Last week we discussed how to provide as much information as possible to the DDoS protection company.
Many clients are sure that merely using an anti-DDoS service will save them from problems to ensure the protection from DDoS attacks. This is an illusion.
Imagine an online service that works with UDP and a formal connection procedure does not exist, so the legitimate sequence of packets that must be exchanged upon connection is not defined. At the same time, the performance of the service is quite low, and if an attack starts, even a small one, it will definitely go down.

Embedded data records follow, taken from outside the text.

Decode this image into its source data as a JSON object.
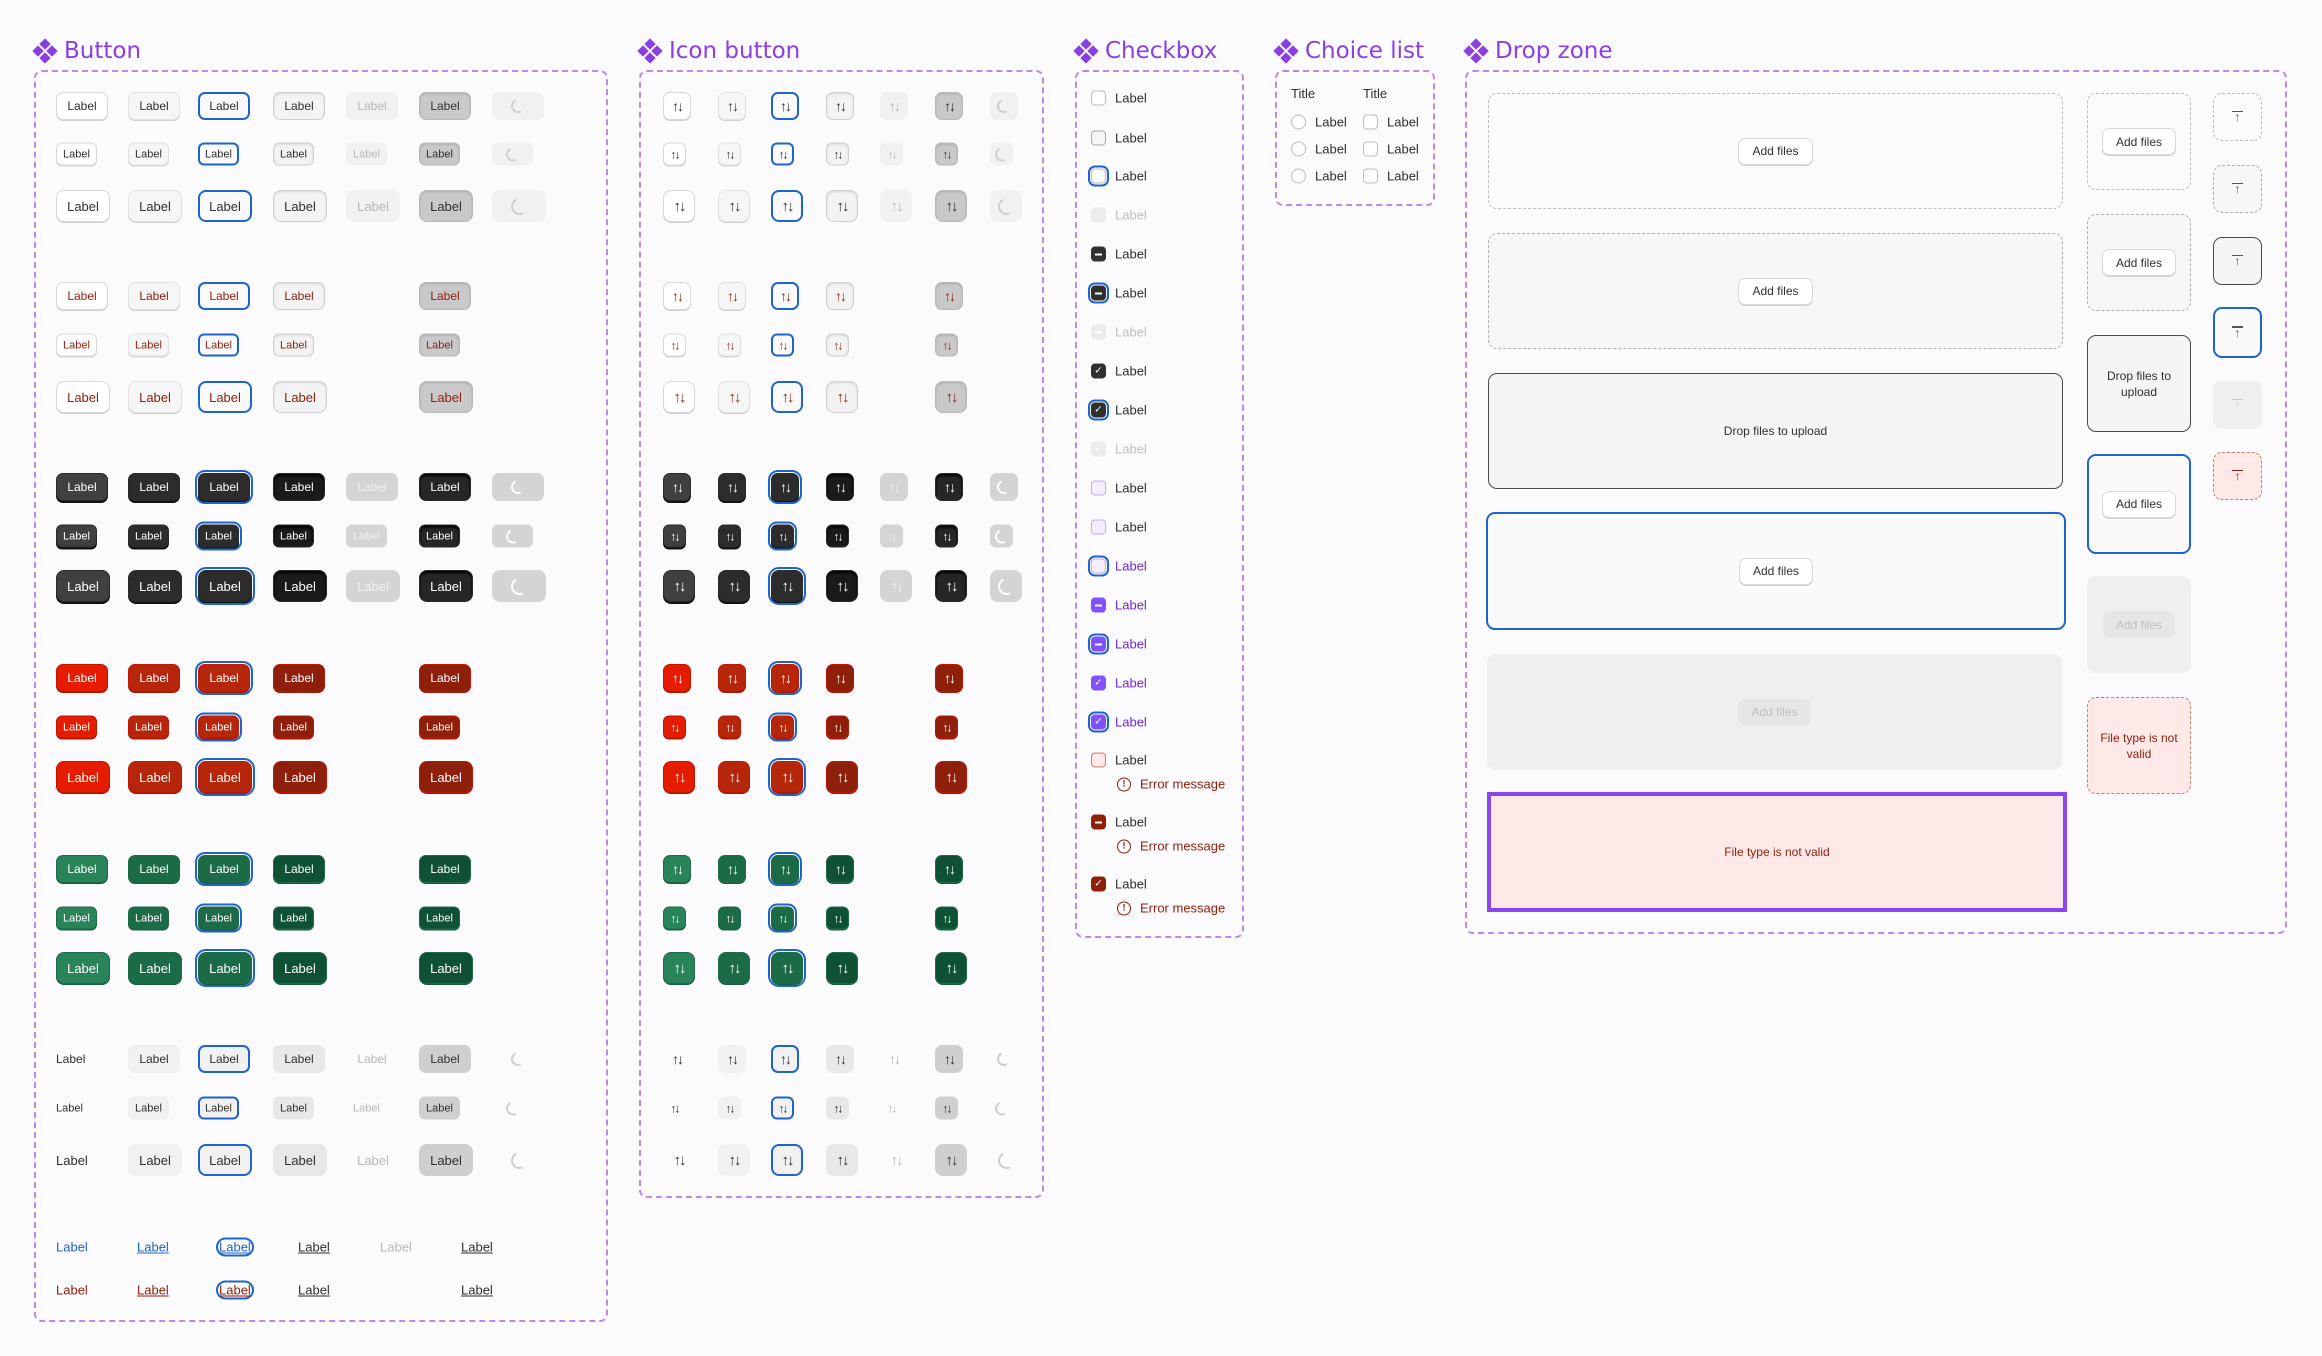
{
  "sections": {
    "button": {
      "title": "Button"
    },
    "icon_button": {
      "title": "Icon button"
    },
    "checkbox": {
      "title": "Checkbox"
    },
    "choice_list": {
      "title": "Choice list"
    },
    "drop_zone": {
      "title": "Drop zone"
    }
  },
  "button": {
    "label": "Label",
    "states": [
      "default",
      "hover",
      "focus",
      "pressed",
      "disabled",
      "selected",
      "loading"
    ],
    "groups": [
      {
        "variant": "secondary",
        "tone": "default",
        "has_disabled": true,
        "has_loading": true
      },
      {
        "variant": "secondary",
        "tone": "critical",
        "has_disabled": false,
        "has_loading": false
      },
      {
        "variant": "primary",
        "tone": "default",
        "has_disabled": true,
        "has_loading": true
      },
      {
        "variant": "primary",
        "tone": "critical",
        "has_disabled": false,
        "has_loading": false
      },
      {
        "variant": "primary",
        "tone": "success",
        "has_disabled": false,
        "has_loading": false
      },
      {
        "variant": "tertiary",
        "tone": "default",
        "has_disabled": true,
        "has_loading": true
      }
    ],
    "sizes": [
      "medium",
      "slim",
      "large"
    ],
    "links": {
      "label": "Label",
      "rows": [
        {
          "tone": "default",
          "states": [
            "default",
            "hover",
            "focus",
            "pressed",
            "disabled",
            "selected"
          ]
        },
        {
          "tone": "critical",
          "states": [
            "default",
            "hover",
            "focus",
            "pressed",
            "selected"
          ]
        }
      ]
    }
  },
  "icon_button": {
    "icon": "arrows-up-down-icon",
    "loading_icon": "spinner-icon"
  },
  "checkbox": {
    "label": "Label",
    "error_message": "Error message",
    "items": [
      {
        "state": "unchecked"
      },
      {
        "state": "unchecked-hover"
      },
      {
        "state": "unchecked-focus"
      },
      {
        "state": "unchecked-disabled"
      },
      {
        "state": "indeterminate"
      },
      {
        "state": "indeterminate-focus"
      },
      {
        "state": "indeterminate-disabled"
      },
      {
        "state": "checked"
      },
      {
        "state": "checked-focus"
      },
      {
        "state": "checked-disabled"
      },
      {
        "state": "brand-unchecked"
      },
      {
        "state": "brand-unchecked-hover"
      },
      {
        "state": "brand-unchecked-focus"
      },
      {
        "state": "brand-indeterminate"
      },
      {
        "state": "brand-indeterminate-focus"
      },
      {
        "state": "brand-checked"
      },
      {
        "state": "brand-checked-focus"
      },
      {
        "state": "error-unchecked"
      },
      {
        "state": "error-indeterminate"
      },
      {
        "state": "error-checked"
      }
    ]
  },
  "choice_list": {
    "columns": [
      {
        "title": "Title",
        "type": "radio",
        "options": [
          "Label",
          "Label",
          "Label"
        ]
      },
      {
        "title": "Title",
        "type": "checkbox",
        "options": [
          "Label",
          "Label",
          "Label"
        ]
      }
    ]
  },
  "drop_zone": {
    "add_files": "Add files",
    "drop_prompt": "Drop files to upload",
    "drop_prompt_wrapped": "Drop files to upload",
    "error_text": "File type is not valid",
    "upload_icon": "upload-icon",
    "large": [
      {
        "state": "default",
        "content": "Add files"
      },
      {
        "state": "hover",
        "content": "Add files"
      },
      {
        "state": "drag-over",
        "content": "Drop files to upload"
      },
      {
        "state": "focus",
        "content": "Add files"
      },
      {
        "state": "disabled",
        "content": "Add files"
      },
      {
        "state": "error-selected",
        "content": "File type is not valid"
      }
    ],
    "medium": [
      {
        "state": "default",
        "content": "Add files"
      },
      {
        "state": "hover",
        "content": "Add files"
      },
      {
        "state": "drag-over",
        "content": "Drop files to upload"
      },
      {
        "state": "focus",
        "content": "Add files"
      },
      {
        "state": "disabled",
        "content": "Add files"
      },
      {
        "state": "error",
        "content": "File type is not valid"
      }
    ],
    "small": [
      {
        "state": "default"
      },
      {
        "state": "hover"
      },
      {
        "state": "drag-over"
      },
      {
        "state": "focus"
      },
      {
        "state": "disabled"
      },
      {
        "state": "error"
      }
    ]
  },
  "colors": {
    "section_accent": "#8a3fe0",
    "focus_ring": "#1f64c8",
    "critical": "#e51c00",
    "critical_dark": "#8e1f0b",
    "success": "#29845a",
    "primary": "#303030",
    "brand": "#8051ff"
  }
}
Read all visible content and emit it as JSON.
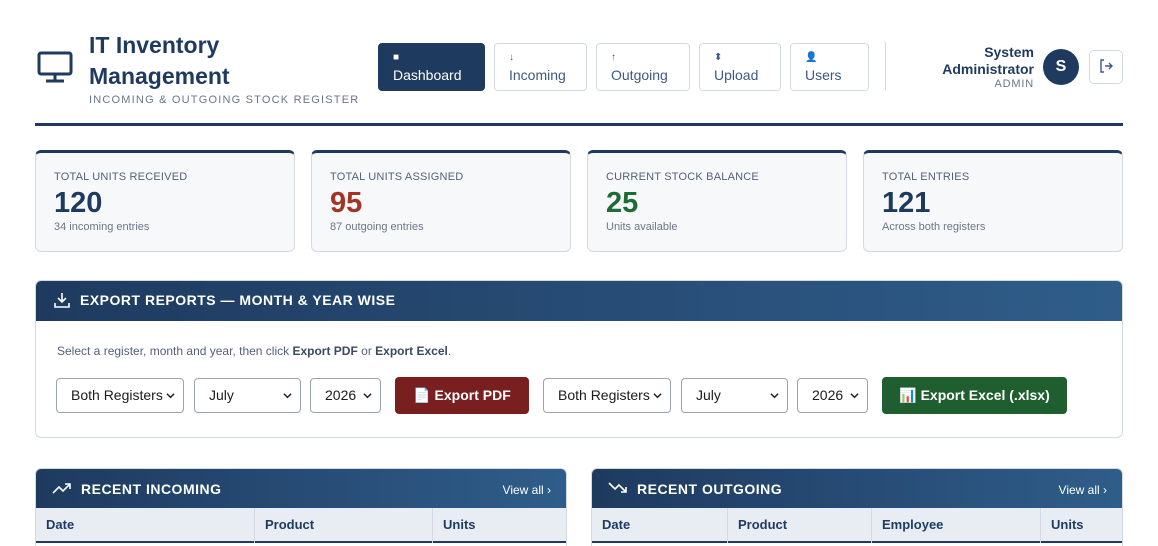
{
  "brand": {
    "title": "IT Inventory Management",
    "subtitle": "INCOMING & OUTGOING STOCK REGISTER",
    "icon": "monitor-icon"
  },
  "nav": [
    {
      "label": "Dashboard",
      "icon": "■",
      "active": true
    },
    {
      "label": "Incoming",
      "icon": "↓",
      "active": false
    },
    {
      "label": "Outgoing",
      "icon": "↑",
      "active": false
    },
    {
      "label": "Upload",
      "icon": "⬍",
      "active": false
    },
    {
      "label": "Users",
      "icon": "👤",
      "active": false
    }
  ],
  "user": {
    "name": "System Administrator",
    "role": "ADMIN",
    "initial": "S"
  },
  "stats": [
    {
      "label": "TOTAL UNITS RECEIVED",
      "value": "120",
      "note": "34 incoming entries",
      "color": "#1e3a5f"
    },
    {
      "label": "TOTAL UNITS ASSIGNED",
      "value": "95",
      "note": "87 outgoing entries",
      "color": "#a33327"
    },
    {
      "label": "CURRENT STOCK BALANCE",
      "value": "25",
      "note": "Units available",
      "color": "#1f6b35"
    },
    {
      "label": "TOTAL ENTRIES",
      "value": "121",
      "note": "Across both registers",
      "color": "#1e3a5f"
    }
  ],
  "export": {
    "title": "EXPORT REPORTS — MONTH & YEAR WISE",
    "desc_prefix": "Select a register, month and year, then click ",
    "desc_pdf": "Export PDF",
    "desc_mid": " or ",
    "desc_excel": "Export Excel",
    "desc_suffix": ".",
    "pdf": {
      "register": "Both Registers",
      "month": "July",
      "year": "2026",
      "button": "📄 Export PDF"
    },
    "excel": {
      "register": "Both Registers",
      "month": "July",
      "year": "2026",
      "button": "📊 Export Excel (.xlsx)"
    }
  },
  "recent_incoming": {
    "title": "RECENT INCOMING",
    "view_all": "View all ›",
    "columns": [
      "Date",
      "Product",
      "Units"
    ]
  },
  "recent_outgoing": {
    "title": "RECENT OUTGOING",
    "view_all": "View all ›",
    "columns": [
      "Date",
      "Product",
      "Employee",
      "Units"
    ]
  },
  "colors": {
    "primary": "#1e3a5f",
    "pdf": "#7a1f1f",
    "excel": "#1f5f2f"
  }
}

So, the question is - how will the DDoS-protection company secure such a service? There is no way to filter packets by any signature because the signatures can be random. Source IP addresses of the packets can also be random, so it is impossible to restrict the flow based on them. Standard verification methods can be used to protect the service from DDoS attacks of standard types. But if an attacker will use an unusual method developed specifically for the attacked service? What will you do?
You need to think about these aspects in advance, at the stage of service development. You need to provide the DDoS protection company with a clear opportunity to cut off interaction with bots. Of course, it is much easier to implement it with TCP than with UDP. If for some reason it is necessary to use UDP, then you should at least provide the DDoS protection provider with documentation on this service, which describes in detail the connection and authentication procedures. Some popular UDP protocols (such as SIP, SAMP, and TeamSpeak) can be filtered quite easily because they have detailed descriptions. If the protocol on which the service is based does not contain filtering mechanisms, then it is very difficult to protect such a service.
Remember that connecting Anti-DDoS service is not a panacea, especially if the service is based on UDP.